Triumphant, he forgot to fear the pull and threw himself at its source, wanting to be free. The void rushed upon him, black and endless and horrible, but he hurtled onward through its spinning cortex, stretching farther and farther. There must
come an end to how far he could go.
He reached it with an unexpected, excruciating wrench of pain. For a moment he remained poised, suspended motionless. Then, just at the instant of rebound, a blue beam of light, as incisive as a laser-scalpel, sliced behind him, and he flew onward, faster and yet faster, bridging a place that had not even a void to fill it. Then blackness—alien and unreceptive—engulfed him again. And with a shock he encountered another where there was space for only one.
For a moment they faced each other, he having no choice but to go forward, the other blocking him.
Go back.
Fear struck Blaise, dimming his confidence. He could not. The way had been severed. Picyt had said there was no return, and Picyt had made sure of it.
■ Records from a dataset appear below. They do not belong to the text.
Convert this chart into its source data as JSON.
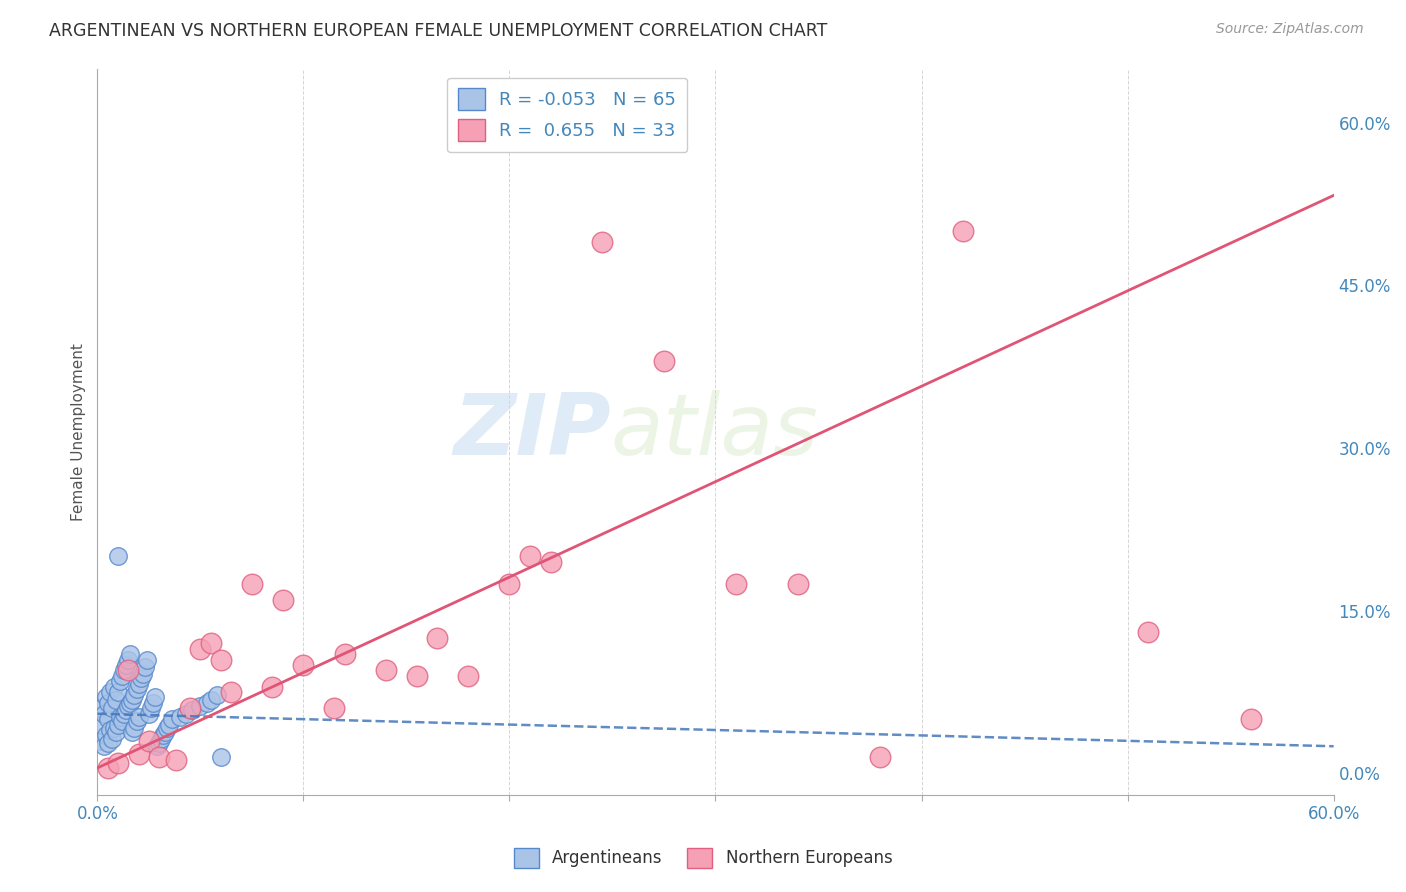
{
  "title": "ARGENTINEAN VS NORTHERN EUROPEAN FEMALE UNEMPLOYMENT CORRELATION CHART",
  "source": "Source: ZipAtlas.com",
  "ylabel": "Female Unemployment",
  "xlim": [
    0.0,
    0.6
  ],
  "ylim": [
    -0.02,
    0.65
  ],
  "x_ticks": [
    0.0,
    0.1,
    0.2,
    0.3,
    0.4,
    0.5,
    0.6
  ],
  "x_tick_labels_shown": [
    "0.0%",
    "",
    "",
    "",
    "",
    "",
    "60.0%"
  ],
  "y_ticks_right": [
    0.0,
    0.15,
    0.3,
    0.45,
    0.6
  ],
  "y_tick_labels_right": [
    "0.0%",
    "15.0%",
    "30.0%",
    "45.0%",
    "60.0%"
  ],
  "argentineans_color": "#aac4e8",
  "northern_europeans_color": "#f5a0b5",
  "argentineans_edge_color": "#5588cc",
  "northern_europeans_edge_color": "#e06080",
  "blue_line_color": "#4477bb",
  "pink_line_color": "#e05575",
  "legend_R_argentineans": "-0.053",
  "legend_N_argentineans": "65",
  "legend_R_northern": "0.655",
  "legend_N_northern": "33",
  "watermark_zip": "ZIP",
  "watermark_atlas": "atlas",
  "background_color": "#ffffff",
  "arg_R": -0.053,
  "arg_N": 65,
  "nor_R": 0.655,
  "nor_N": 33,
  "argentineans_x": [
    0.001,
    0.002,
    0.002,
    0.003,
    0.003,
    0.004,
    0.004,
    0.005,
    0.005,
    0.005,
    0.006,
    0.006,
    0.007,
    0.007,
    0.008,
    0.008,
    0.009,
    0.009,
    0.01,
    0.01,
    0.01,
    0.011,
    0.011,
    0.012,
    0.012,
    0.013,
    0.013,
    0.014,
    0.014,
    0.015,
    0.015,
    0.016,
    0.016,
    0.017,
    0.017,
    0.018,
    0.018,
    0.019,
    0.019,
    0.02,
    0.02,
    0.021,
    0.022,
    0.023,
    0.024,
    0.025,
    0.026,
    0.027,
    0.028,
    0.029,
    0.03,
    0.031,
    0.032,
    0.033,
    0.034,
    0.035,
    0.036,
    0.04,
    0.043,
    0.046,
    0.05,
    0.053,
    0.055,
    0.058,
    0.06
  ],
  "argentineans_y": [
    0.03,
    0.045,
    0.06,
    0.025,
    0.055,
    0.035,
    0.07,
    0.028,
    0.05,
    0.065,
    0.04,
    0.075,
    0.032,
    0.06,
    0.042,
    0.08,
    0.038,
    0.068,
    0.045,
    0.075,
    0.2,
    0.052,
    0.085,
    0.048,
    0.09,
    0.055,
    0.095,
    0.058,
    0.1,
    0.062,
    0.105,
    0.065,
    0.11,
    0.068,
    0.038,
    0.072,
    0.042,
    0.078,
    0.048,
    0.082,
    0.052,
    0.088,
    0.092,
    0.098,
    0.105,
    0.055,
    0.06,
    0.065,
    0.07,
    0.025,
    0.028,
    0.032,
    0.035,
    0.038,
    0.042,
    0.045,
    0.05,
    0.052,
    0.055,
    0.058,
    0.062,
    0.065,
    0.068,
    0.072,
    0.015
  ],
  "northern_europeans_x": [
    0.005,
    0.01,
    0.015,
    0.02,
    0.025,
    0.03,
    0.038,
    0.045,
    0.05,
    0.055,
    0.06,
    0.065,
    0.075,
    0.085,
    0.09,
    0.1,
    0.115,
    0.12,
    0.14,
    0.155,
    0.165,
    0.18,
    0.2,
    0.21,
    0.22,
    0.245,
    0.275,
    0.31,
    0.34,
    0.38,
    0.42,
    0.51,
    0.56
  ],
  "northern_europeans_y": [
    0.005,
    0.01,
    0.095,
    0.018,
    0.03,
    0.015,
    0.012,
    0.06,
    0.115,
    0.12,
    0.105,
    0.075,
    0.175,
    0.08,
    0.16,
    0.1,
    0.06,
    0.11,
    0.095,
    0.09,
    0.125,
    0.09,
    0.175,
    0.2,
    0.195,
    0.49,
    0.38,
    0.175,
    0.175,
    0.015,
    0.5,
    0.13,
    0.05
  ],
  "pink_slope": 0.88,
  "pink_intercept": 0.005,
  "blue_slope": -0.05,
  "blue_intercept": 0.055
}
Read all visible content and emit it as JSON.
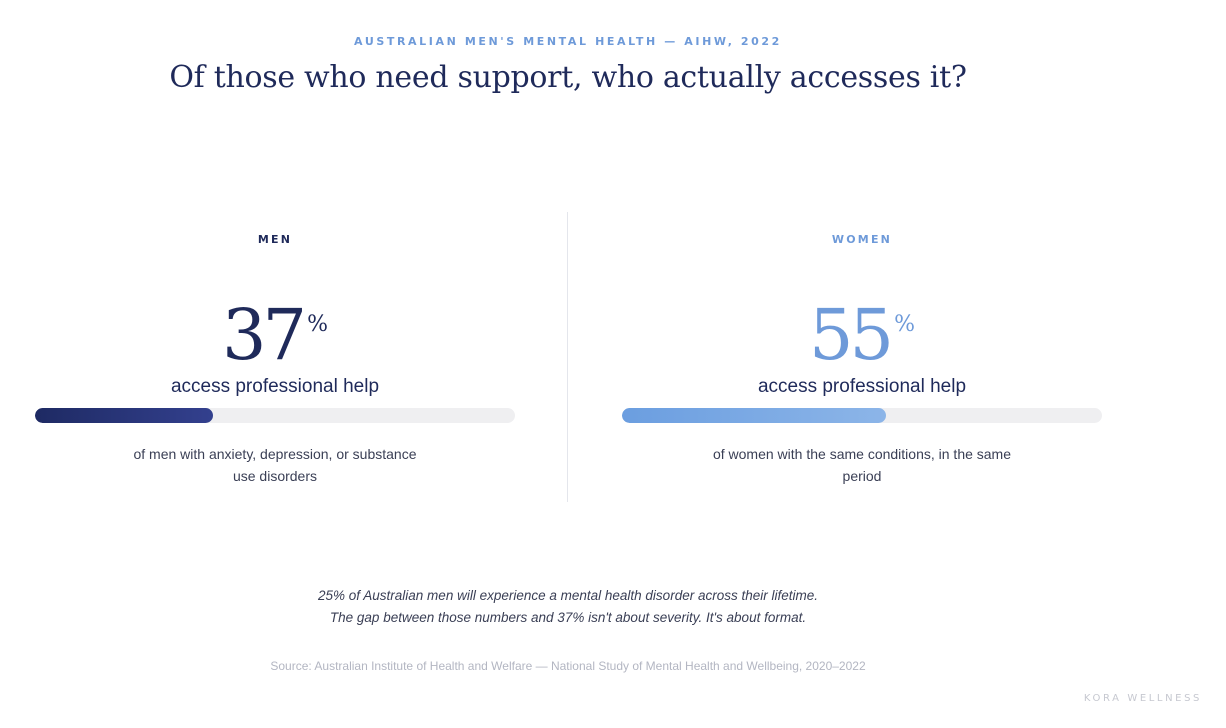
{
  "header": {
    "eyebrow": "AUSTRALIAN MEN'S MENTAL HEALTH — AIHW, 2022",
    "headline": "Of those who need support, who actually accesses it?"
  },
  "men": {
    "label": "MEN",
    "stat_number": "37",
    "stat_unit": "%",
    "caption": "access professional help",
    "progress_fraction": 0.37,
    "detail": "of men with anxiety, depression, or substance use disorders",
    "color": "#1f2a5a"
  },
  "women": {
    "label": "WOMEN",
    "stat_number": "55",
    "stat_unit": "%",
    "caption": "access professional help",
    "progress_fraction": 0.55,
    "detail": "of women with the same conditions, in the same period",
    "color": "#6e9ad9"
  },
  "footnote": {
    "line1": "25% of Australian men will experience a mental health disorder across their lifetime.",
    "line2": "The gap between those numbers and 37% isn't about severity. It's about format."
  },
  "source": "Source: Australian Institute of Health and Welfare — National Study of Mental Health and Wellbeing, 2020–2022",
  "brand": "KORA WELLNESS"
}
Go back. You are not the one.
The darkness faced him. Blue force raged behind him. Blaise felt himself part, and in sudden fury fought the division, knowing now that Picyt had deceived him too. He was not meant to take on Asan’s body but instead Asan was to take him. Well, he was not a tool—not of the Institute’s and not of Picyt’s. With all the stubbornness lying at his core, Blaise hurled himself at the other, who held firm for a terrifying moment before crumbling away as though brittle with age.
Now the pull was gone, replaced by a push from behind, as everything rushed forward to fill the vacuum. Again Blaise knew a swift, incredibly harsh lance of pain. Then light flooded the darkness, driving it out with a vengeance, and its brilliance was so great he blinked against the pain in his eyes.
That physical movement, slight as it was, roused him to consciousness. Once again he was lying in the midst of the white cold fog, half frozen, aching, and weak. He groaned, turning his head to one side in the bitterness of disappointment. After all that pain, terror, and struggle, it had not worked.
The fog thinned. Blaise lay motionless, too tired to react or even think as he heard muffled unintelligible voices and dimly saw shapes hover over him as the fog dissipated. The shapes were blurred and wavering. He blinked, frowning, but they did not clear. What was wrong? The blurring increased; their shouting voices faded. His lungs caught, strove for another breath, and caught again.